A BaFin decidiu apresentar uma denúncia criminal, e Makus Braun foi preso. “O escândalo Wirecard é um completo desastre e uma vergonha”, chegou a declarar naquela ocasião Felix Hufeld, presidente da BaFin.

Saiba mais: Ex-CEO da Wirecard, Markus Braun, é preso novamente por fraude

Foi somente nesse momento que se começou a verificar a veridicidade das contas da Wirecard. Por exemplo, uma auditoria especial da KPMG mostrou que até metade das vendas da fintech poderia ter ter sido inventada.

Atualmente, o Ministério Público de Munique está investigando a empresa e sua diretoria por fraude contábil, falsificação de balanços e insider trading. A Comissão Européia também está verificando o papel de BaFin. E a própria Ernst & Young está no olho do furacão.

Isso pois ao longo de toda a vida da Wirecard ocorreram inúmeras irregularidades, impossíveis de serem ignoradas pelas autoridades de controle do mercado de capitais e pelos revisores das contas.

Por exemplo, no momento da listagem na Bolsa de Valores de Frankfurt, Braun usou um “envelope” corporativo de um call center para evitar o incômodo de apresentar documentos e prospectos obrigatórios para uma Oferta Pública Inicial (IPO, na sigla em inglês).

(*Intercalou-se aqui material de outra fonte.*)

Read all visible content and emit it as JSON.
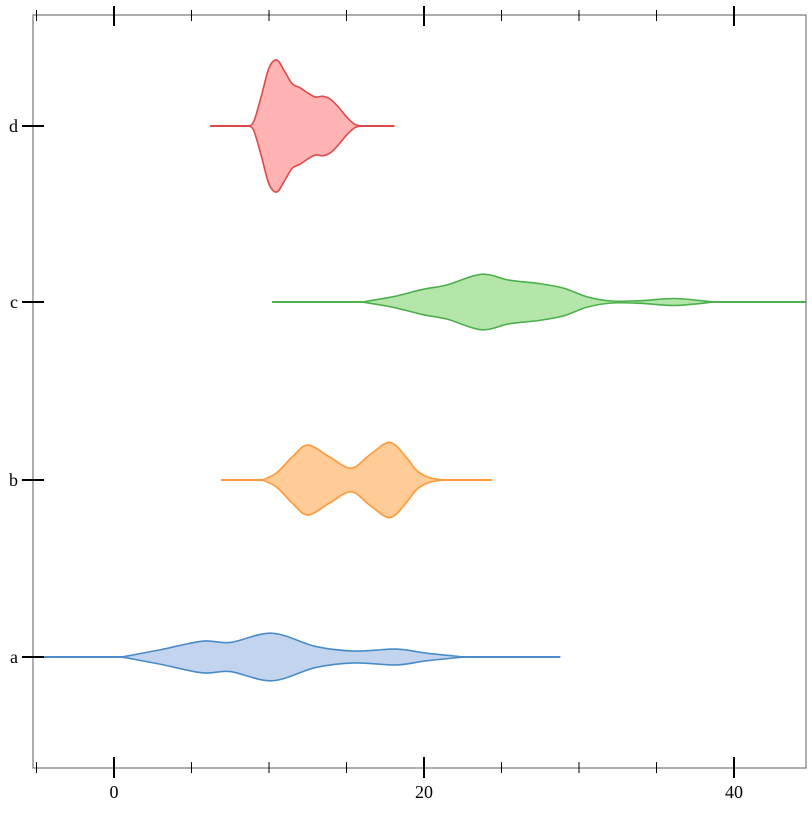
{
  "chart_data": {
    "type": "violin",
    "orientation": "horizontal",
    "title": "",
    "xlabel": "",
    "ylabel": "",
    "xlim": [
      -5.2,
      44.6
    ],
    "x_major_ticks": [
      0,
      20,
      40
    ],
    "x_tick_labels": [
      "0",
      "20",
      "40"
    ],
    "x_minor_ticks": [
      -5,
      5,
      10,
      15,
      25,
      30,
      35
    ],
    "grid": false,
    "categories": [
      "a",
      "b",
      "c",
      "d"
    ],
    "series": [
      {
        "category": "a",
        "stroke": "#4a8cc8",
        "fill": "#c3d5ee",
        "range": [
          -6,
          28.8
        ],
        "density_relative": [
          [
            0.5,
            0
          ],
          [
            3.0,
            0.11
          ],
          [
            5.7,
            0.24
          ],
          [
            7.5,
            0.22
          ],
          [
            10.2,
            0.36
          ],
          [
            13.0,
            0.16
          ],
          [
            15.5,
            0.09
          ],
          [
            18.2,
            0.12
          ],
          [
            20.1,
            0.06
          ],
          [
            22.6,
            0
          ]
        ]
      },
      {
        "category": "b",
        "stroke": "#ff9838",
        "fill": "#ffcb96",
        "range": [
          6.9,
          24.4
        ],
        "density_relative": [
          [
            9.6,
            0
          ],
          [
            10.5,
            0.11
          ],
          [
            11.5,
            0.35
          ],
          [
            12.5,
            0.53
          ],
          [
            13.9,
            0.35
          ],
          [
            15.3,
            0.18
          ],
          [
            16.5,
            0.38
          ],
          [
            17.8,
            0.57
          ],
          [
            18.9,
            0.33
          ],
          [
            19.5,
            0.15
          ],
          [
            20.3,
            0.04
          ],
          [
            21.2,
            0
          ]
        ]
      },
      {
        "category": "c",
        "stroke": "#4cb04c",
        "fill": "#b3e6a8",
        "range": [
          10.2,
          46
        ],
        "density_relative": [
          [
            16.0,
            0
          ],
          [
            18.0,
            0.08
          ],
          [
            19.9,
            0.19
          ],
          [
            21.5,
            0.26
          ],
          [
            23.7,
            0.42
          ],
          [
            25.5,
            0.33
          ],
          [
            27.4,
            0.28
          ],
          [
            29.0,
            0.21
          ],
          [
            30.5,
            0.08
          ],
          [
            32.1,
            0.015
          ],
          [
            34.0,
            0.02
          ],
          [
            36.2,
            0.053
          ],
          [
            38.7,
            0
          ]
        ]
      },
      {
        "category": "d",
        "stroke": "#e0484a",
        "fill": "#ffb3b3",
        "range": [
          6.2,
          18.1
        ],
        "density_relative": [
          [
            8.6,
            0
          ],
          [
            9.0,
            0.06
          ],
          [
            9.5,
            0.45
          ],
          [
            10.0,
            0.88
          ],
          [
            10.5,
            1.0
          ],
          [
            11.0,
            0.83
          ],
          [
            11.5,
            0.64
          ],
          [
            12.0,
            0.58
          ],
          [
            12.5,
            0.5
          ],
          [
            13.0,
            0.44
          ],
          [
            13.5,
            0.45
          ],
          [
            14.0,
            0.4
          ],
          [
            14.5,
            0.28
          ],
          [
            15.0,
            0.14
          ],
          [
            15.5,
            0.03
          ],
          [
            15.9,
            0
          ]
        ]
      }
    ]
  }
}
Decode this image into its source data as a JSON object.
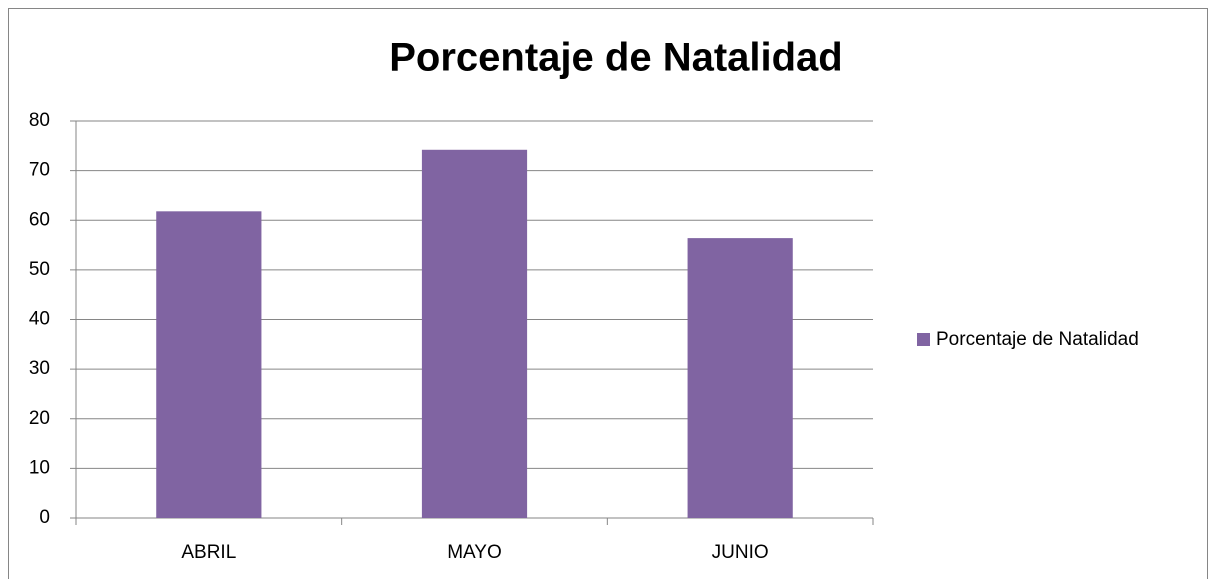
{
  "chart_data": {
    "type": "bar",
    "title": "Porcentaje de Natalidad",
    "categories": [
      "ABRIL",
      "MAYO",
      "JUNIO"
    ],
    "series": [
      {
        "name": "Porcentaje de Natalidad",
        "color": "#8064a2",
        "values": [
          61.8,
          74.2,
          56.4
        ]
      }
    ],
    "ylim": [
      0,
      80
    ],
    "yticks": [
      0,
      10,
      20,
      30,
      40,
      50,
      60,
      70,
      80
    ],
    "grid": true,
    "legend": "right"
  }
}
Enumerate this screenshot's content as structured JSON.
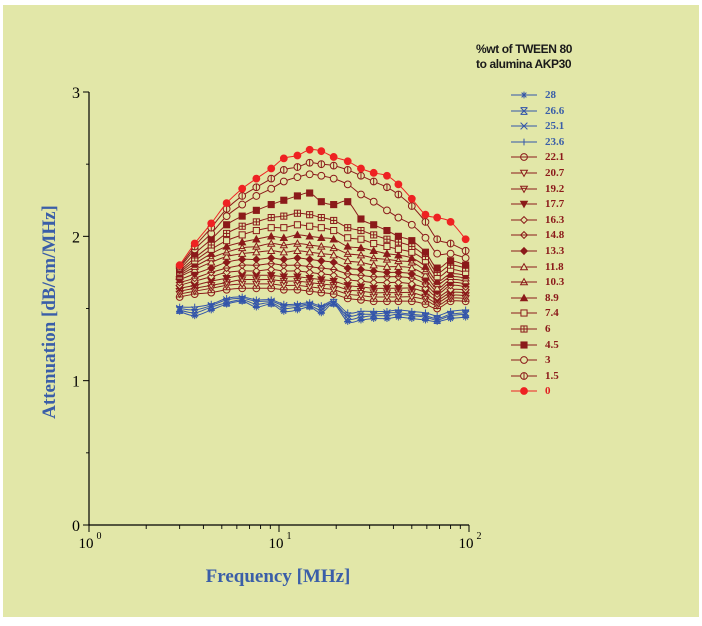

Três anos depois, em 2008, uma associação de acionistas alemães denunciou a existência de irregularidades nas contas da Wirecard. Ernst & Young, que ainda não era formalmente o revisor das contas da empresa, foi contratada para realizar uma auditoria especial.

Só que essa auditoria acabou em nenhuma sanção para a Wirecard. Mas um dos líderes da associação dos acionistas acabou ele mesmo denunciado e condenado a um ano de prisão por não ter declarado de forma correta no imposto de renda suas posições na empresa. E menos de um ano depois a Ernst & Young se tornou a revisora das contas da fintech.

Um duro golpe na suposta superioridade alemã no rigor e na eficiência. E que pode se repercutir na confiança que os grandes fundos pensão dos EUA e da Ásia têm no mercado europeu.

A fintech tem uma dívida de 2 bilhões de euros com 16 bancos internacionais, que provavelmente jamais será paga. Por isso, o CEO da Deutsche Bank, Christian Sewing, declarou “é claro que esse é um problema que envolve todos nós”.

Veja também: Wirecard: ministro de finanças alemão sabia da manipulação de mercado

Um dos maiores investidores da Wirecard é o grupo japonês Softbank, que tinha injetado na empresa 1 bilhão de euros em investimentos. E que agora terá que enfrentar mais um problema em sua carteira, após outros investimentos mal sucedidos, como Uber e WeWork.